I could already taste the compressed layers of intense concentration in the 2019 Guado de’ Gemoli, their grand vin, made up of 70% Cabernet Sauvignon with Merlot and Cabernet Franc in the balance. But it’s very young and a gorgeous gush of fruit on the finish is the most it unfurled for me. I want to drink it in about ten years. Their entry-level blend, Ferruggini, was quite a contrast. It’s got 50% Sangiovese, 30% Cabernet Sauvignon and 20% Syrah, the combination resulting in a particularly woodsy, piney wine with potpourri and a lively beam of acid. Much less plush than the Merlot-based entry-level Bordeaux blends I’ve tasted, this 2021 wine matured in stainless steel was accessible in a different way: light on its feet and food-friendly.
After this delightful visit we had lunch in Bolgheri. I will remember my burrata with fresh white truffles and mortadella, pig-cheek and porcini tagliatelle, and glass of Sopaio Cabernet Franc as a very strong contender for a “last meal” should I ever have occasion to need one.
Our next visit, to Terre de Marchesato, came with many contrasts. 15 days ahead of schedule, they’d already harvested even their Petit Verdot, though there were a couple of amazingly sweet grape clusters still left on the vine for us to taste. The harvest equipment was clean and shining in the sun and the barrel cellar was quiet. So the majority of the visit was focused on tasting through four of their premium wines, accompanied by bread and house-made olive oil and a slow-motion video of what I can best describe as harvest ASMR.

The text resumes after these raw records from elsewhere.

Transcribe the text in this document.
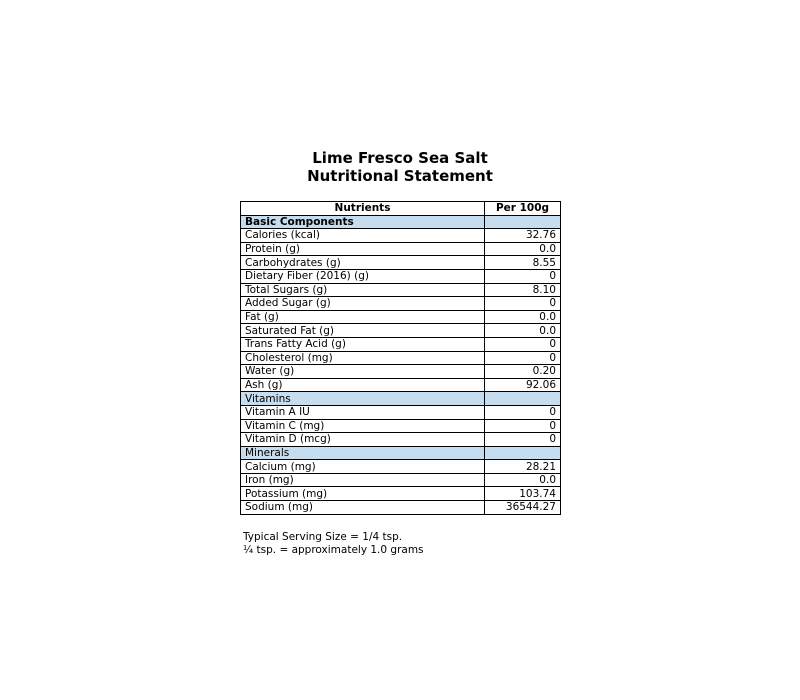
Lime Fresco Sea Salt
Nutritional Statement
Nutrients	Per 100g
Basic Components	
Calories (kcal)	32.76
Protein (g)	0.0
Carbohydrates (g)	8.55
Dietary Fiber (2016) (g)	0
Total Sugars (g)	8.10
Added Sugar (g)	0
Fat (g)	0.0
Saturated Fat (g)	0.0
Trans Fatty Acid (g)	0
Cholesterol (mg)	0
Water (g)	0.20
Ash (g)	92.06
Vitamins	
Vitamin A IU	0
Vitamin C (mg)	0
Vitamin D (mcg)	0
Minerals	
Calcium (mg)	28.21
Iron (mg)	0.0
Potassium (mg)	103.74
Sodium (mg)	36544.27
Typical Serving Size = 1/4 tsp.
¼ tsp. = approximately 1.0 grams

Here, single-varietal bottlings are the name of the game. The focus is on the expression of the great Bordeaux varieties by their unique attributes, and we tasted their 2019s: Cabernet Sauvignon, Cabernet Franc, Merlot and Petit Verdot. I was impressed with all four. 2019 is clearly an amazing vintage, and the quality of these wines and their clear varietal characteristics really showed purity of fruit. It’s no surprise I loved the Franchesato, their Cabernet Franc; it had amazing complexity and concentration and I could have sipped it all day. M and I both loved the Petit Verdot, with its mint-leaf pyrazine and straight-laced checkerboard tannins. I haven’t had a single-varietal Petit Verdot I liked this much since South Africa.
Having blown my entire monthly wine education budget on two producers, I left Bolgheri with as much respect for the Super Tuscan philosophy as ever. I love traditional Italian grape varieties more than anything, but I believe anyone who thinks Italians should stick to their own grapes (a view I’ve occasionally heard expressed in the wine trade) must be imagining Italian wine as a much smaller world than the one I see. Great winemakers should always have the freedom to experiment and innovate, and the success they’ve had here speaks for itself.
Moreover, these wines will never not taste Italian to me — they have clear markers of Tuscan game and earth and savory Italian tannins that I find endlessly intriguing. I probably should not have been surprised that this region, the one that has looked to Bordeaux for inspiration and made Bordeaux’s grapes its own, would create a hospitality experience on the already well-touristed Tuscan coast that feels different from anything I’ve found so far in Italy. The wines are still (mostly) affordable, so I plan to enjoy them while I can.